D.    Incentive Award payments shall be subject to applicable federal, state and local withholding taxes and other applicable withholding in accordance with the Company’s payroll practices as from time-to-time in effect.
E.    The Committee shall have the power to impose such other restrictions on Incentive Awards as it may deem necessary or appropriate to ensure that such Incentive Awards satisfy all requirements for “performance-based compensation” within the meaning of Section 162(m)(4)(C) of the Code, or any successor provision thereto. Prior to the payment of any Incentive Award, the Committee shall certify in writing (which may be substantiated by the inclusion of such a determination in the minutes of a meeting of the Committee) that the Performance Goals and other material terms applicable to such Incentive Award are satisfied.
VI.    Transferability.
Incentive Awards shall not be subject to the claims of creditors and may not be assigned, alienated, transferred or encumbered in any way other than by will or pursuant to the laws of descent and distribution.
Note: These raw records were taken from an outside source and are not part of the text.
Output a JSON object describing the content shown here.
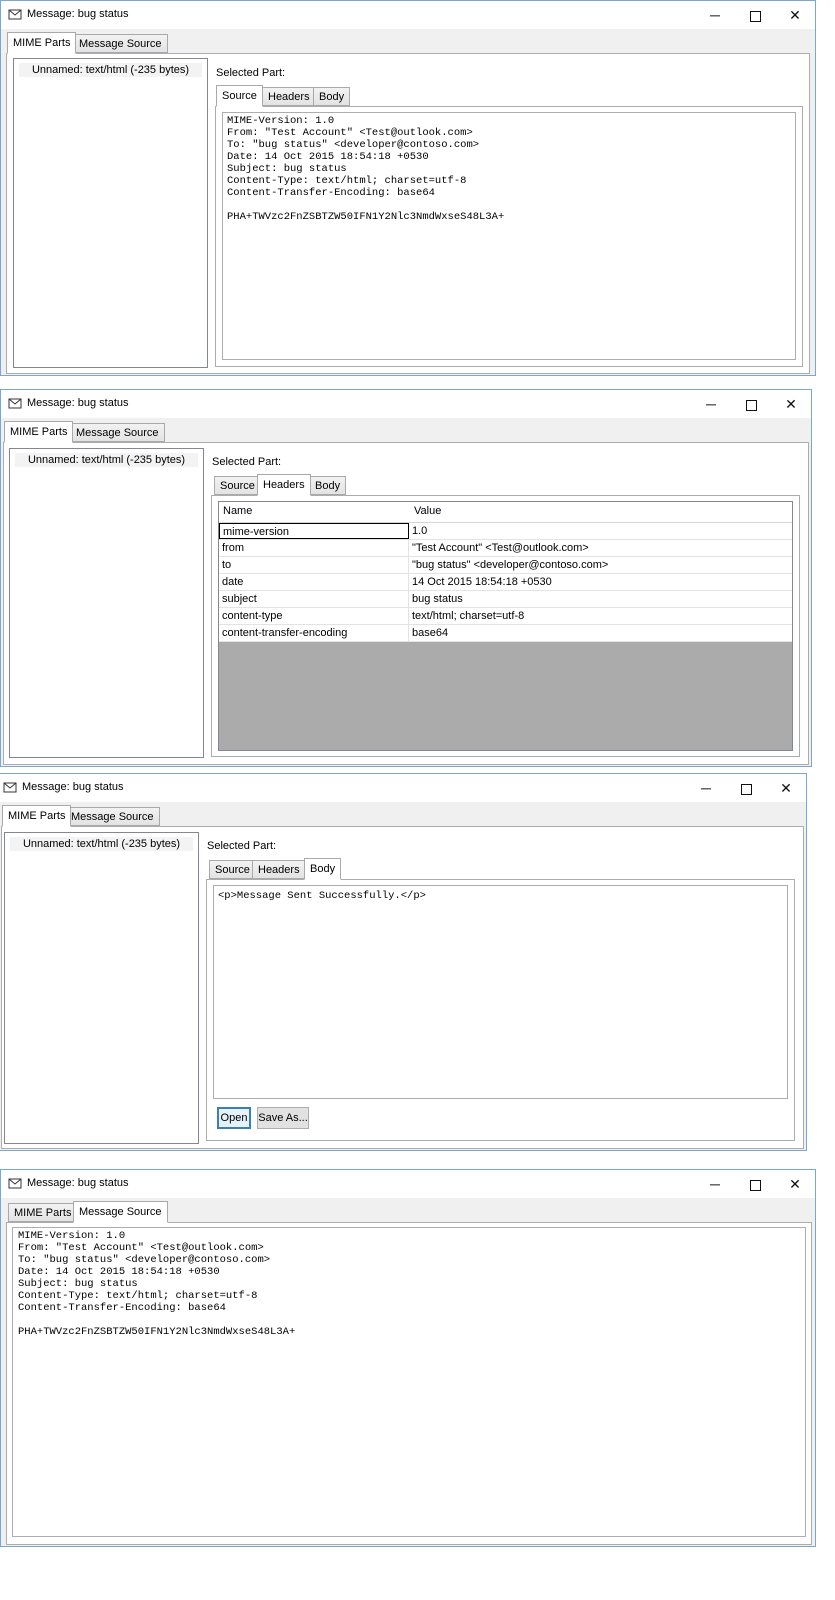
{
  "window_title": "Message: bug status",
  "caption": {
    "minimize": "─",
    "close": "✕"
  },
  "tabs": {
    "mime_parts": "MIME Parts",
    "message_source": "Message Source"
  },
  "part_tabs": {
    "source": "Source",
    "headers": "Headers",
    "body": "Body"
  },
  "parts_list": [
    "Unnamed: text/html (-235 bytes)"
  ],
  "selected_part_label": "Selected Part:",
  "source_text": "MIME-Version: 1.0\nFrom: \"Test Account\" <Test@outlook.com>\nTo: \"bug status\" <developer@contoso.com>\nDate: 14 Oct 2015 18:54:18 +0530\nSubject: bug status\nContent-Type: text/html; charset=utf-8\nContent-Transfer-Encoding: base64\n\nPHA+TWVzc2FnZSBTZW50IFN1Y2Nlc3NmdWxseS48L3A+",
  "headers_grid": {
    "columns": [
      "Name",
      "Value"
    ],
    "rows": [
      [
        "mime-version",
        "1.0"
      ],
      [
        "from",
        "\"Test Account\" <Test@outlook.com>"
      ],
      [
        "to",
        "\"bug status\" <developer@contoso.com>"
      ],
      [
        "date",
        "14 Oct 2015 18:54:18 +0530"
      ],
      [
        "subject",
        "bug status"
      ],
      [
        "content-type",
        "text/html; charset=utf-8"
      ],
      [
        "content-transfer-encoding",
        "base64"
      ]
    ]
  },
  "body_text": "<p>Message Sent Successfully.</p>",
  "buttons": {
    "open": "Open",
    "save_as": "Save As..."
  }
}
VII.    Termination or Amendment.
The Committee may amend, modify or terminate the Plan in any respect at any time without the consent of Participants, provided that (a) no amendment or termination of the Plan after the end of an Award Period may adversely affect the rights of Participants with respect to their Incentive Awards for that Award Period, and (b) no amendment which would require shareholder approval under Section 162(m) of the Code may be effected without such shareholder approval.
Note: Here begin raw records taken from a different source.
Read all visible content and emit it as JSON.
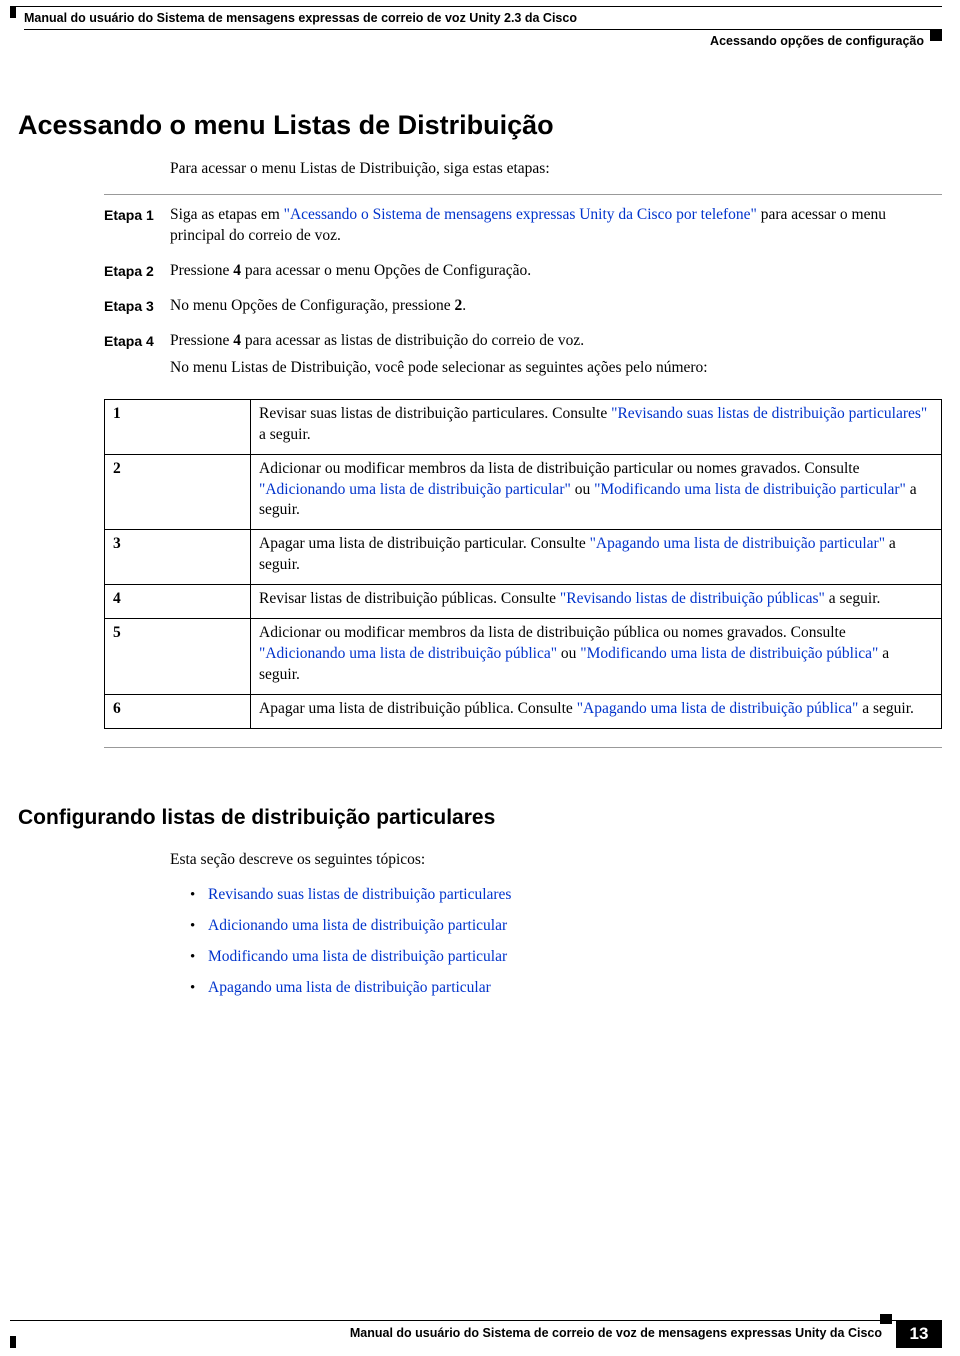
{
  "header": {
    "doc_title": "Manual do usuário do Sistema de mensagens expressas de correio de voz Unity 2.3 da Cisco",
    "section_path": "Acessando opções de configuração"
  },
  "h1": "Acessando o menu Listas de Distribuição",
  "intro": "Para acessar o menu Listas de Distribuição, siga estas etapas:",
  "steps": [
    {
      "label": "Etapa 1",
      "body_pre": "Siga as etapas em ",
      "link": "\"Acessando o Sistema de mensagens expressas Unity da Cisco por telefone\"",
      "body_post": " para acessar o menu principal do correio de voz."
    },
    {
      "label": "Etapa 2",
      "text_pre": "Pressione ",
      "bold": "4",
      "text_post": " para acessar o menu Opções de Configuração."
    },
    {
      "label": "Etapa 3",
      "text_pre": "No menu Opções de Configuração, pressione ",
      "bold": "2",
      "text_post": "."
    },
    {
      "label": "Etapa 4",
      "text_pre": "Pressione ",
      "bold": "4",
      "text_post": " para acessar as listas de distribuição do correio de voz.",
      "para2": "No menu Listas de Distribuição, você pode selecionar as seguintes ações pelo número:"
    }
  ],
  "table": [
    {
      "num": "1",
      "pre": "Revisar suas listas de distribuição particulares. Consulte ",
      "link1": "\"Revisando suas listas de distribuição particulares\"",
      "post": " a seguir."
    },
    {
      "num": "2",
      "pre": "Adicionar ou modificar membros da lista de distribuição particular ou nomes gravados. Consulte ",
      "link1": "\"Adicionando uma lista de distribuição particular\"",
      "mid": " ou ",
      "link2": "\"Modificando uma lista de distribuição particular\"",
      "post": " a seguir."
    },
    {
      "num": "3",
      "pre": "Apagar uma lista de distribuição particular. Consulte ",
      "link1": "\"Apagando uma lista de distribuição particular\"",
      "post": " a seguir."
    },
    {
      "num": "4",
      "pre": "Revisar listas de distribuição públicas. Consulte ",
      "link1": "\"Revisando listas de distribuição públicas\"",
      "post": " a seguir."
    },
    {
      "num": "5",
      "pre": "Adicionar ou modificar membros da lista de distribuição pública ou nomes gravados. Consulte ",
      "link1": "\"Adicionando uma lista de distribuição pública\"",
      "mid": " ou ",
      "link2": "\"Modificando uma lista de distribuição pública\"",
      "post": " a seguir."
    },
    {
      "num": "6",
      "pre": "Apagar uma lista de distribuição pública. Consulte ",
      "link1": "\"Apagando uma lista de distribuição pública\"",
      "post": " a seguir."
    }
  ],
  "h2": "Configurando listas de distribuição particulares",
  "sec2_intro": "Esta seção descreve os seguintes tópicos:",
  "bullets": [
    "Revisando suas listas de distribuição particulares",
    "Adicionando uma lista de distribuição particular",
    "Modificando uma lista de distribuição particular",
    "Apagando uma lista de distribuição particular"
  ],
  "footer": {
    "text": "Manual do usuário do Sistema de correio de voz de mensagens expressas Unity da Cisco",
    "page": "13"
  }
}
VIII.    Effectiveness of Plan and Awards.
The Plan and Incentive Awards granted hereunder shall be void ab initio unless the Plan is approved by a vote of the Company’s shareholders at the first shareholders’ meeting of the Company following adoption of the Plan by the Committee.
IX.    Effective Date; Term of the Plan.
The Plan shall become effective on the date the Plan is approved by the Company’s shareholders. Incentive Awards may be granted under the Plan prior to such shareholder approval provided such Incentive Awards are specifically contingent upon the obtaining of such shareholder approval. Unless sooner terminated by the Committee pursuant to Section VII, to the extent necessary to ensure that Incentive Award payments made to Covered Employees may be deductible by the Company or Subsidiary for federal income tax purposes, the Plan shall terminate as of the date of the first meeting of the Company’s shareholders occurring during 2018, unless the term of the Plan is extended and reapproved at such shareholders’ meeting. No Incentive Awards may be awarded under the Plan after its termination. Termination of the Plan shall not affect any Incentive Awards outstanding on the date of termination and such awards shall continue to be subject to the terms of the Plan notwithstanding its termination.
X.    General Provisions.
A.    The establishment of the Plan shall not confer upon any Eligible Employee any legal or equitable right against the Company or any Subsidiary, except as expressly provided in the Plan.
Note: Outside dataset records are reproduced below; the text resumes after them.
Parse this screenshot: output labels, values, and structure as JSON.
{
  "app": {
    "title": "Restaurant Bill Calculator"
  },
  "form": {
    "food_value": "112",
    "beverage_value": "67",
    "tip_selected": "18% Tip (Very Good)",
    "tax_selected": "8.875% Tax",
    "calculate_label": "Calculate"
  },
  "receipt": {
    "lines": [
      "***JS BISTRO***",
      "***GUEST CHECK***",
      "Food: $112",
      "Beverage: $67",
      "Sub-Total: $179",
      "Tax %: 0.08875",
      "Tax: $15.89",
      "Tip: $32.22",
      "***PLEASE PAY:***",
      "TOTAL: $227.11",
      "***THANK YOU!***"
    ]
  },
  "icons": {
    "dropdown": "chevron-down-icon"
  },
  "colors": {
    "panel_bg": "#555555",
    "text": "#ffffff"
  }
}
B.    The Plan does not constitute an inducement or consideration for the employment of any Eligible Employee, nor is it a contract between the Company, or any Subsidiary and any Eligible Employee. Participation in the Plan shall not give an Eligible Employee any right to be retained in the employ of the Company or any Subsidiary.
C.    Nothing contained in this Plan shall prevent the Committee from adopting other or additional compensation arrangements, subject to shareholder approval if such approval is required, and such arrangements may be either generally applicable or applicable only in specific cases.
D.    The Plan shall be governed, construed and administered in accordance with the laws of the Commonwealth of Massachusetts.